The Snead Island Crab House wasn’t just a place for snacks, it was a hub of camaraderie and insider information only shared among a select few of trusted locals. This wasn’t idle gossip, no siree, this was the sacred exchange of fishing intelligence, when and where the fish were biting. And not just any fish mind you – it was the elusive snook we were after. Known as the king of the inshore gamefish, snook offered an unparalleled challenge. Hooking one wasn’t just a feat, it was a battle that tested the technique of even the most skilled angler.
On fishing days when I joined my mom on her open fisherman boat, we’d stop in at the Crab House for a dual purpose, the first being to stock up on bait, my mom always received the largest and livelist shrimp, and to gather the latest scoop on the fishing scene. It was the kind of place where community and tradition intertwined, fueling both our fishing expeditions and our connection to each other.
A couple of weeks ago, while idling by the Crab House during a boat trip, I was deeply saddened to see that the docks and baitwells were nearly destroyed by Hurricanes Helene and Milton. It brought back memories of the days that seemed straight out of the Ottis Redding song, “Sittin’ On the Dock of the Bay,” where for a brief moment, the weight of the world would lift from the shoulders of those engaged in conversation at the Snead Island Crab House. Politics and stress gave way to that familiar topic everyone knew and loved: fishing.

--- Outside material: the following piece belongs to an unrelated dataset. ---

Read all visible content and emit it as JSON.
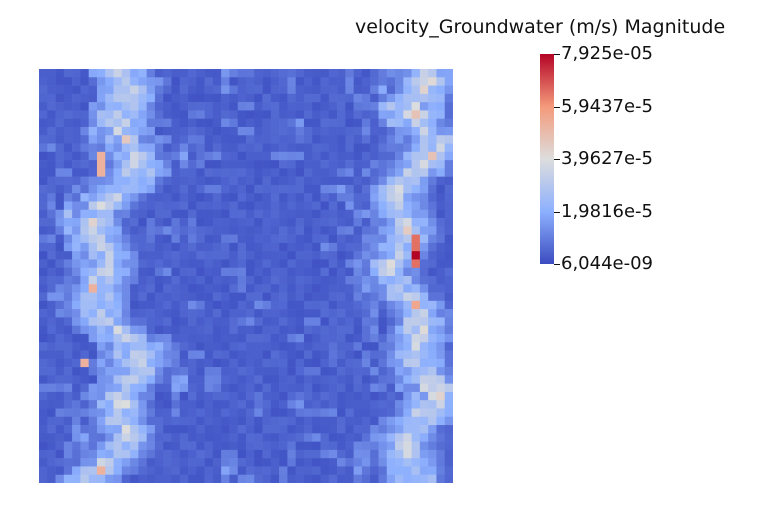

Located on the western side of the Snead Island Cutoff, north of the Humpback Bridge, The weather-beaten structures of the The Crab House seemed almost out of place sandwiched between the high-end sail and power boats of the Bradenton Yacht Club and the mega trollers produced by Marlow Marine. However, the dilapidated structures were a welcome sight of a long Old Florida tradition.
A fish market operated at the site since at least 1930, according to “Sneads Island, Then and Now: The Early History of the Settlers of Sneads Island,” a self-published book by Kathryn Vassel Kermode. Over the years, the business changed hands several times before Clyde McInnis bought it in the 1970s. His grandson, Tyler Trudeau, who inherited the property after McInnis passed away, said it was a crab processing plant when his grandfather took it over.
In a 1993 interview with the Manatee County Historical Society, Lloyce Davis describes the operations of several of these fish houses, including the The Snead Island Crab House. Residents, including children, often participated in the operations of the fish houses, which were central to the local economy.
Davis recounted using large pots to boil crabs, seasoned with salt and local pepper plants. It was a tradition that connected the communal spirit and the local flavors of the area. For me, places like The Crab House are more than just businesses—they were community hubs. They brought people together, allowing locals to connect and create a close-knit community. Oral histories show just how much these places were relied on and respected, shaping Snead Island’s identity and helping preserve its heritage even as the world around it evolved.
As I recollect those summer days and the sense of community experienced at The Crab House, I can’t help but hope it gets rebuilt. There’s nothing quite like it in our community anymore, and I believe it’s an important part of preserving the spirit of Snead Island. The connections made, the knowledge shared, and the traditions preserved are too valuable to let fade away.